Explain the interleaved similarity pattern among PCCoT latent thought tokens and its implications

Determine the underlying cause of the interleaved similarity pattern observed among latent thought tokens in Parallel Continuous Chain-of-Thought (PCCoT) models—where odd-indexed tokens are more similar to each other and even-indexed tokens are more similar to each other—and ascertain what this pattern implies about interdependencies among latent thought tokens and how it potentially affects the scalability of PCCoT to larger models and its extension to more general and complex tasks.

Background

The paper analyzes similarities between latent thought tokens in PCCoT by computing mean squared error (MSE) across token pairs. In trained models, especially with T = 6 extra iterations (and also when increasing iterations in T = 3 settings), an interleaved pattern emerges: odd-indexed latent thought tokens are more similar to each other and less similar to even-indexed tokens, and vice versa. This pattern does not appear in randomly initialized models and is less clear at T = 12.

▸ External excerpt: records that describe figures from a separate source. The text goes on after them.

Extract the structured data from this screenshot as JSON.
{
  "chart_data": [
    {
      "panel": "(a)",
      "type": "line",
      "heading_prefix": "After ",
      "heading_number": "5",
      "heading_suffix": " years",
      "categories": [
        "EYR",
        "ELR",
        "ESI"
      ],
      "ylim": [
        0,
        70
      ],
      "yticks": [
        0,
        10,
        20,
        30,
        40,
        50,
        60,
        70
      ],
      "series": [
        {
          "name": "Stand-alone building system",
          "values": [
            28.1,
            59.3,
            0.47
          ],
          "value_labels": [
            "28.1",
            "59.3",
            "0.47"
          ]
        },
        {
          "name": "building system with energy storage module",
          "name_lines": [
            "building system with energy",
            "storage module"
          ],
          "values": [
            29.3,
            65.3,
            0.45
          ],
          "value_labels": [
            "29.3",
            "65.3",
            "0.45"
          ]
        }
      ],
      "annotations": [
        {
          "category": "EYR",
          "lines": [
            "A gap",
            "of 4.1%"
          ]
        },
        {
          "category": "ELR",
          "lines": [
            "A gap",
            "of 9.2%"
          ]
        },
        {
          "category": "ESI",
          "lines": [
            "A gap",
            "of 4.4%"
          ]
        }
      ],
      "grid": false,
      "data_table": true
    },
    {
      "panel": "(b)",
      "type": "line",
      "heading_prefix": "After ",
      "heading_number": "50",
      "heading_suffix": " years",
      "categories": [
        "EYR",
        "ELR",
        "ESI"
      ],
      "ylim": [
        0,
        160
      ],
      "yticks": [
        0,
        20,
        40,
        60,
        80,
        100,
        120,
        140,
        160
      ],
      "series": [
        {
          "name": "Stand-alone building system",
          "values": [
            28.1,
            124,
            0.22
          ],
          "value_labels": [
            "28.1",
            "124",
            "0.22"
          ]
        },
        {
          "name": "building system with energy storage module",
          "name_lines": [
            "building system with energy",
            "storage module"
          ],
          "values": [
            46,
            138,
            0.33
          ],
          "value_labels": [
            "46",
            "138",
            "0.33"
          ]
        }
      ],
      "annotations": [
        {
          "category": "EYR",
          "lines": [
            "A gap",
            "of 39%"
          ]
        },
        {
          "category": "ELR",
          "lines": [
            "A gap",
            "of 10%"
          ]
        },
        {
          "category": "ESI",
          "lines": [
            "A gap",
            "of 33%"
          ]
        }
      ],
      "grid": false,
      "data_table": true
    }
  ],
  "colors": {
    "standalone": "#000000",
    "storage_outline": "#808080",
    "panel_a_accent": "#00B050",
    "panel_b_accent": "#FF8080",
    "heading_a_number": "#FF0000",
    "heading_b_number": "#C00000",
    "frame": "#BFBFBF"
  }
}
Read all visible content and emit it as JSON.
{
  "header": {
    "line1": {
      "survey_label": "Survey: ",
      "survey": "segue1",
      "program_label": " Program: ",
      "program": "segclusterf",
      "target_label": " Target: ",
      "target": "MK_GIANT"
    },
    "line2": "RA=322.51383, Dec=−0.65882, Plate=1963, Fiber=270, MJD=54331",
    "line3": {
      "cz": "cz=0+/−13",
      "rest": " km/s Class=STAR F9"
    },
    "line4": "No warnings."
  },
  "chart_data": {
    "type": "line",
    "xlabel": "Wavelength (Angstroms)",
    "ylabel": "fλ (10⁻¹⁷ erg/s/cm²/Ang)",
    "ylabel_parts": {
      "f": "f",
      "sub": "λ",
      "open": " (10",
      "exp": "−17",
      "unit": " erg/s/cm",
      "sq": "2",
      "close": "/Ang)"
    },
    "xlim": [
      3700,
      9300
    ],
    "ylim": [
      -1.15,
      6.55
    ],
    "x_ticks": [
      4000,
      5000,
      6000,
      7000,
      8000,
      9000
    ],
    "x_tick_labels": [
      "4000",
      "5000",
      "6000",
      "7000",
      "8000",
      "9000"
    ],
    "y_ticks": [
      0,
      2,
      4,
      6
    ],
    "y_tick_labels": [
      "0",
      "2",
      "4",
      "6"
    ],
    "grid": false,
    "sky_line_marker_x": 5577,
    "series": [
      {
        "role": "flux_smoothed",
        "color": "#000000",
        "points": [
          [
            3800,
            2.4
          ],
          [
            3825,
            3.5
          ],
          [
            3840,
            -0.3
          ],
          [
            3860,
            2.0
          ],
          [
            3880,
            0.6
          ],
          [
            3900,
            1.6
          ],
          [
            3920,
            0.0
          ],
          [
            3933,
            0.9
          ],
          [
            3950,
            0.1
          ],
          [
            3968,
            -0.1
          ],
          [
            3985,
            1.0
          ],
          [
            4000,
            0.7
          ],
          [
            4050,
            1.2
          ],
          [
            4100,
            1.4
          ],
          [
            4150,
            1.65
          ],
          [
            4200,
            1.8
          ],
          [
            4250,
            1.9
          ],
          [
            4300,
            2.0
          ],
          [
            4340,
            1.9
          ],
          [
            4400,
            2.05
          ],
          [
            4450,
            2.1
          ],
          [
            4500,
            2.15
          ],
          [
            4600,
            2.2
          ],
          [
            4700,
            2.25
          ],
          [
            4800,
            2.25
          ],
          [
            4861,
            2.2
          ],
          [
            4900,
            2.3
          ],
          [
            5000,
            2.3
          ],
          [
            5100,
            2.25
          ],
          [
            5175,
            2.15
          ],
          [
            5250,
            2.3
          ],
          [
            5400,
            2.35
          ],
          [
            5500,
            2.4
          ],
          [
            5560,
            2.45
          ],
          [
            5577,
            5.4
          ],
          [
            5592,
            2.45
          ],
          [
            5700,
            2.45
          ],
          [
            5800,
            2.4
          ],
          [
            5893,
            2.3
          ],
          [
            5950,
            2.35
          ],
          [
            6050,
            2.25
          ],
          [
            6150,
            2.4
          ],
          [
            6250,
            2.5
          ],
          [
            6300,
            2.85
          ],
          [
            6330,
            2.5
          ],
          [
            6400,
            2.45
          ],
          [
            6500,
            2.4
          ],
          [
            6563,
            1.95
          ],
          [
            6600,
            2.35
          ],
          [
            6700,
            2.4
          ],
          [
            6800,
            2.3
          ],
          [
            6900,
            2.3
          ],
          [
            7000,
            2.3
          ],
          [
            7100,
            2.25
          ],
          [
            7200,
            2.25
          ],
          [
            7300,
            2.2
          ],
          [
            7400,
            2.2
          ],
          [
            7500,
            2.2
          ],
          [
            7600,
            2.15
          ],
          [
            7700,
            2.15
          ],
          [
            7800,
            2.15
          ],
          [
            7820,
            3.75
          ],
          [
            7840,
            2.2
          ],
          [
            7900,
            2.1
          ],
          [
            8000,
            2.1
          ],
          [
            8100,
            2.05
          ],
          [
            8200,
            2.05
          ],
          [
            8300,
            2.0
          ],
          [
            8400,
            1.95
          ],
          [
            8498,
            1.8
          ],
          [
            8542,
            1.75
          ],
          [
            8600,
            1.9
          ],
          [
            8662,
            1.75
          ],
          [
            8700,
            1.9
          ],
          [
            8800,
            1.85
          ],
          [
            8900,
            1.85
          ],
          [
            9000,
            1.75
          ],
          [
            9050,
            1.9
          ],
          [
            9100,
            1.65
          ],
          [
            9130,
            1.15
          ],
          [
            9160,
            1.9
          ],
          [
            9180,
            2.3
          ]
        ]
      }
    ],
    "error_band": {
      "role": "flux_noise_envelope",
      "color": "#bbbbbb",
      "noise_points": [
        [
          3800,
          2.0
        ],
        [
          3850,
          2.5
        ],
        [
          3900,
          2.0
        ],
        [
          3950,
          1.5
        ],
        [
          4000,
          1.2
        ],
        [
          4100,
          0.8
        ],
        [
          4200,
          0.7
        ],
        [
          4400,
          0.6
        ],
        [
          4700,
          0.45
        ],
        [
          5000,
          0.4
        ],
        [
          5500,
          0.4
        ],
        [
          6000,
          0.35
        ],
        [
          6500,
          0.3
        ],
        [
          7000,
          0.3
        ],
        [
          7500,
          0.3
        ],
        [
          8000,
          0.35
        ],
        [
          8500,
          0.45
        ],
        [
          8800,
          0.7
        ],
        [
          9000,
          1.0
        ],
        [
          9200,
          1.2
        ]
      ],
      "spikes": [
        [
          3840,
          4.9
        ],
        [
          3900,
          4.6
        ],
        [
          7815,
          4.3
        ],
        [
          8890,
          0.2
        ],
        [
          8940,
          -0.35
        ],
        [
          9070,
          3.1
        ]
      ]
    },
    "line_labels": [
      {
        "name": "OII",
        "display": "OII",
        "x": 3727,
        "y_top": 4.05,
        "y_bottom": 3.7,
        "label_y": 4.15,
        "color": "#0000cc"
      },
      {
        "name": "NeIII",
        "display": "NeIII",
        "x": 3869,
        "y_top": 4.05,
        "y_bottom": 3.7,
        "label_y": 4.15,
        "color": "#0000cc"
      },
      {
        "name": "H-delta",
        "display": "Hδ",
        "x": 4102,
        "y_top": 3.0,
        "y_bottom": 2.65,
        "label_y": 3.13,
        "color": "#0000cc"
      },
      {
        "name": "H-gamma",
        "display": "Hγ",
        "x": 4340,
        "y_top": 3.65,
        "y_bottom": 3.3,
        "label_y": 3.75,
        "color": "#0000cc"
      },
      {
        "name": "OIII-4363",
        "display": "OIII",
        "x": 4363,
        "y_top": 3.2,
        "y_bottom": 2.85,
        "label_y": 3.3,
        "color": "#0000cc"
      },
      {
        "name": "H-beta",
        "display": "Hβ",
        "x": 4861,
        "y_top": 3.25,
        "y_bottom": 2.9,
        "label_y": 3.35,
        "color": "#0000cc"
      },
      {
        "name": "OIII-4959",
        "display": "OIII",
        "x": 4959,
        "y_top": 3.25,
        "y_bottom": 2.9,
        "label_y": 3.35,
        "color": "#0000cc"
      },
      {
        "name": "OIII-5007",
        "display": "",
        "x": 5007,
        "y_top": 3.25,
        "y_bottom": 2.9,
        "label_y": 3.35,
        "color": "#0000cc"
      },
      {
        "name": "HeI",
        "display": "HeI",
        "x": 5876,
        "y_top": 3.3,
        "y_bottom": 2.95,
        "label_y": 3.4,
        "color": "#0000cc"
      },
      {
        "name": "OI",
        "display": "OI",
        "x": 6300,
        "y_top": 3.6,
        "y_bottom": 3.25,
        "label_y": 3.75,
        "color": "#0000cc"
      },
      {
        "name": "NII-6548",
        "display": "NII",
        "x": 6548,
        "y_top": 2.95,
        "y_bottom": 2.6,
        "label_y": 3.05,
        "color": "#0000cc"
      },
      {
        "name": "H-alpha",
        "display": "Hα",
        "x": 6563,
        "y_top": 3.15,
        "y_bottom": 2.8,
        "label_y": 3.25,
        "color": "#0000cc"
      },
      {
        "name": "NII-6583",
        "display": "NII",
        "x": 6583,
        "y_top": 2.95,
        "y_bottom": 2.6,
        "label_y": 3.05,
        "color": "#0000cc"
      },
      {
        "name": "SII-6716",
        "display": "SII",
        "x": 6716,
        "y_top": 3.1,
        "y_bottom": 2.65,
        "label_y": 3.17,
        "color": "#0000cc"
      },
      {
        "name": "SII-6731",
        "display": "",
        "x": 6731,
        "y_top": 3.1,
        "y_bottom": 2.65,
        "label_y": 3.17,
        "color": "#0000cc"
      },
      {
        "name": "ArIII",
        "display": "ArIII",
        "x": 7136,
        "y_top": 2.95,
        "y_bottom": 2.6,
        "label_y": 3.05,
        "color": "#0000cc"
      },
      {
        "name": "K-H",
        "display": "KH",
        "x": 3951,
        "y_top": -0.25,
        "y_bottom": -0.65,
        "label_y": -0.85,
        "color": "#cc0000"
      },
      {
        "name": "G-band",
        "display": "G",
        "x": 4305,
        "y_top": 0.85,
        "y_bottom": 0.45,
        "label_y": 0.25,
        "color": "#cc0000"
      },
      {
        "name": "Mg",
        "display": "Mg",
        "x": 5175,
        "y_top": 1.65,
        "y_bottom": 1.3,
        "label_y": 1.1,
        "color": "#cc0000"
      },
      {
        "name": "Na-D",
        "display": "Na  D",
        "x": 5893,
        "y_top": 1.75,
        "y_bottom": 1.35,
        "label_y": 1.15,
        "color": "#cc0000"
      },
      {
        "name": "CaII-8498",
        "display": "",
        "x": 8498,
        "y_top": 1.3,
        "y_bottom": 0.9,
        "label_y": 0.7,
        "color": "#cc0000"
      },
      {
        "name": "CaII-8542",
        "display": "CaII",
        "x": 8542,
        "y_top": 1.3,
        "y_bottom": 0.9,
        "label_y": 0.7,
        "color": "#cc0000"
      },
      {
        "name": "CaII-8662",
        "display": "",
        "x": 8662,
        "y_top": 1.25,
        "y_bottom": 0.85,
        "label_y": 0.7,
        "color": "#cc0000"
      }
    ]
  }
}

The authors note they have no clear explanation for this phenomenon and explicitly state uncertainty about what it signifies regarding token interdependencies and how it might impact PCCoT’s scalability and applicability to more complex tasks.

References

Up to now, we have not found a clear explanation for this phenomenon. Perhaps this indicates that the latent thought tokens have some interdependencies, but we still do not know what does this mean and how it may potentially affect PCCoT in terms of scaling up and extending to more general and complex tasks.

Parallel Continuous Chain-of-Thought with Jacobi Iteration  (2506.18582 - Wu et al., 23 Jun 2025) in Appendix B.3 (Similarities between Latent Thought Tokens)